Religion & Faith
A Buddha is not the one who sits quietly in a remote world of enlightenment. A Buddha is one who never ceases to take on challenges, who goes among those who are suffering and sweats and toils for their happiness.
Buddhism does not exist apart from society but manifests itself in society. The wisdom of Buddhism must be applied dynamically in society. It is suicidal for a religion to remain cloistered in a world of religion, closed off from the rest of the world.
Buddhism lies close at hand, in the here and now. It is found in daily life, is innate in human existence and in society. To present Buddhism as belonging to some far-off realm, removed from life and reality is deceptive.
By nature, people are strong, wise, cheerful and warm. Religious faith is the power that develops these qualities. The purpose of faith is to make people wise.
Each religion can be made a force for good or for evil by the people who practice it.
Faith in Buddhism is not blind faith that rejects the criteria of reason. It is in fact a rational function, a process of cultivating wisdom that begins with a spirit of reverent searching. The impulse of true reason is to continuously and eternally transcend the confines of the present self. It aims to reach beyond its grasp, always improving, always surpassing itself. The source of energy and foundation for that constant search is faith in something larger than oneself. Faith purifies reason, strengthens it, and elevates it.
Faith is the function of human life that dispels the dark clouds of doubt, anxiety and regret, opens one’s heart and orients it toward good.
In the realm of religion, with its tragic legacy of fanaticism and intolerance, nothing is more vital than dialogue that transcends dogmatism and is predicated on the exercise of reason and self-mastery. For any religion to relinquish dialogue is to relinquish its reason for being. . . . We must never allow the banner of dialogue, the sine qua non of humanism, to fall―no matter how threatening the rejectionist forces of fanaticism, mistrust or dogmatism may loom.
It goes without saying that any religion that justifies terrorism or war has undermined the spiritual basis for its own existence. I firmly believe that the mission of religion in the twenty-first century must be to contribute concretely to the peaceful coexistence of humankind. Religious faith can help foster a truly global consciousness and restore the bonds between human hearts.
Our Buddhist faith and practice give us the power to win out over despair and resignation, and to keep moving ever forward. Through our efforts to press on, we can polish ourselves and expand our state of life.
Philosophy should inspire people with a sense of purpose and instill in them the power to lead life to the fullest.
Religion in the twenty-first century must provide people with the wisdom to be independent, to think and decide wisely for themselves how to live their lives.
The essence of the teachings of Buddhism is simple: treasure each person.

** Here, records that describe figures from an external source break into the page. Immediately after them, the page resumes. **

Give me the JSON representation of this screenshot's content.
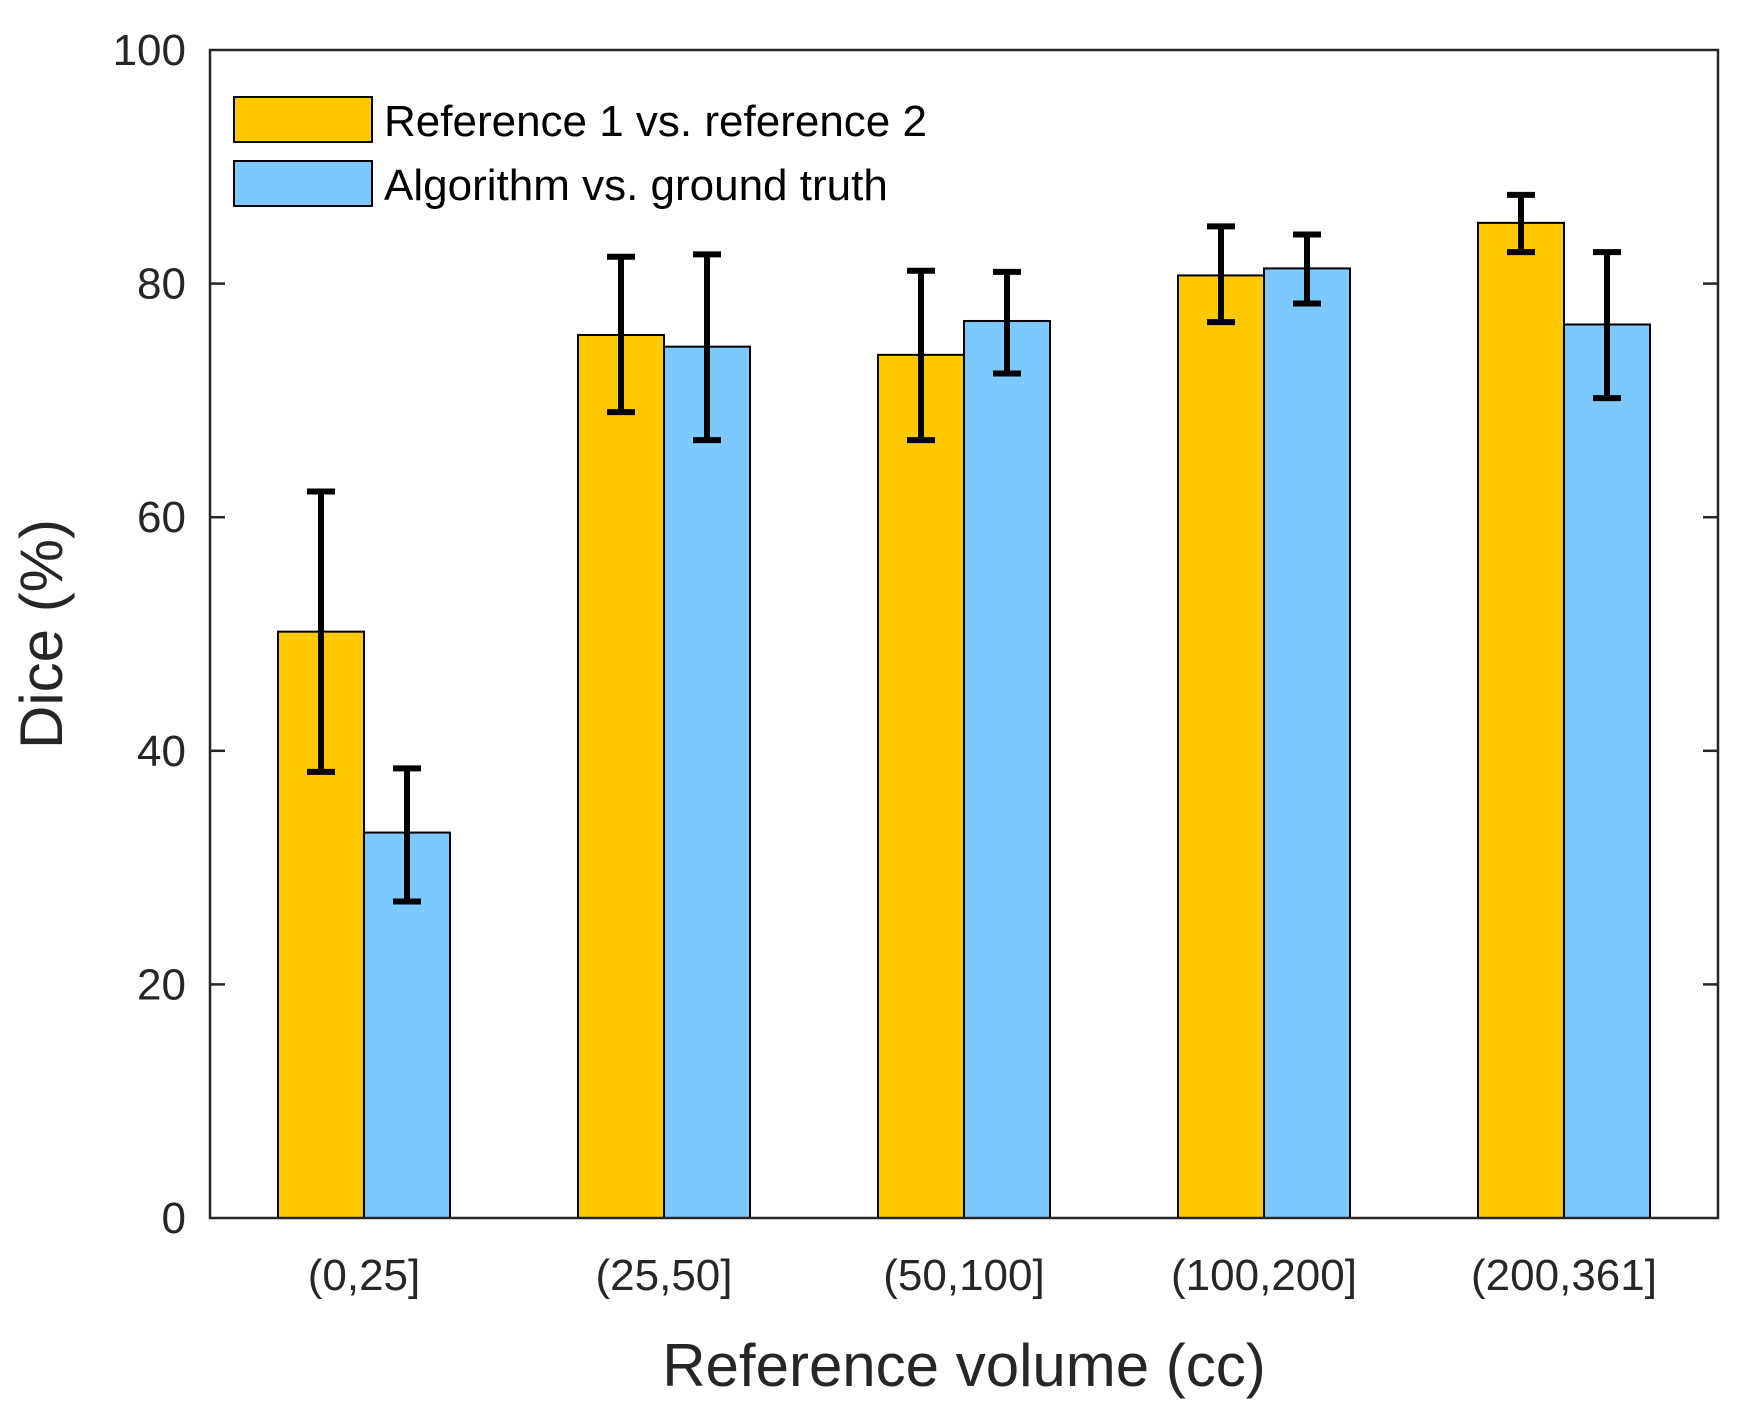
{
  "chart_data": {
    "type": "bar",
    "title": "",
    "xlabel": "Reference volume (cc)",
    "ylabel": "Dice (%)",
    "ylim": [
      0,
      100
    ],
    "yticks": [
      0,
      20,
      40,
      60,
      80,
      100
    ],
    "grid": false,
    "legend_position": "top-left",
    "categories": [
      "(0,25]",
      "(25,50]",
      "(50,100]",
      "(100,200]",
      "(200,361]"
    ],
    "series": [
      {
        "name": "Reference 1 vs. reference 2",
        "color": "#FFC800",
        "values": [
          50.2,
          75.6,
          73.9,
          80.7,
          85.2
        ],
        "err_low": [
          38.2,
          69.0,
          66.6,
          76.7,
          82.7
        ],
        "err_high": [
          62.2,
          82.3,
          81.1,
          84.9,
          87.6
        ]
      },
      {
        "name": "Algorithm vs. ground truth",
        "color": "#7DC9FF",
        "values": [
          33.0,
          74.6,
          76.8,
          81.3,
          76.5
        ],
        "err_low": [
          27.1,
          66.6,
          72.3,
          78.3,
          70.2
        ],
        "err_high": [
          38.5,
          82.5,
          81.0,
          84.2,
          82.7
        ]
      }
    ]
  }
}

The human being is at the center of Buddhism. With its focus on the importance of the heart and the preciousness of life, Buddhism exists to enable all people to cultivate and manifest their innate Buddha nature.
The Lotus Sutra’s spirit is to resist the dehumanization of religion and religion's tendency to become divorced from reality but instead to steadfastly redirect religion to focus on the human being.
The tendency of religion is to depart from the human being. And when that happens, religion becomes little more than a means for controlling people.
The struggle to surmount inner deadlock and feelings of defeat is what faith is all about. It is the rousing of the strong and powerful spirit within, the commitment to resolutely wage battle against all inner tendencies toward complacency and stagnation.
The true value of a philosophy or religion is conveyed by people’s actions, by how they live their lives. Buddhism comes alive in the joyous and dedicated efforts of its practitioners for the welfare of others and society.
The value of religion is measured by what it brings people. A religion truly concerned with people’s happiness brings them courage, hope and wisdom, fortifies their spirits, and enables them to free themselves from the chains of suffering.
What is called for now is a new union of faith and reason encompassing all aspects of the human being and society, including the perspective achieved by modern science. This is the great challenge that modern civilization faces, to restore the wholeness of human society, which has been rent asunder by reason without belief and irrational fanaticism.
Wisdom is the enlightened insight that enables us to improve our own lives as well as the lives of others. Knowledge that causes suffering for others could never be considered wisdom. The distortions of society today derive from a confusion of wisdom, which is holistic, and knowledge, which is fragmentary; and an inability to distinguish genuine faith from blind credulity.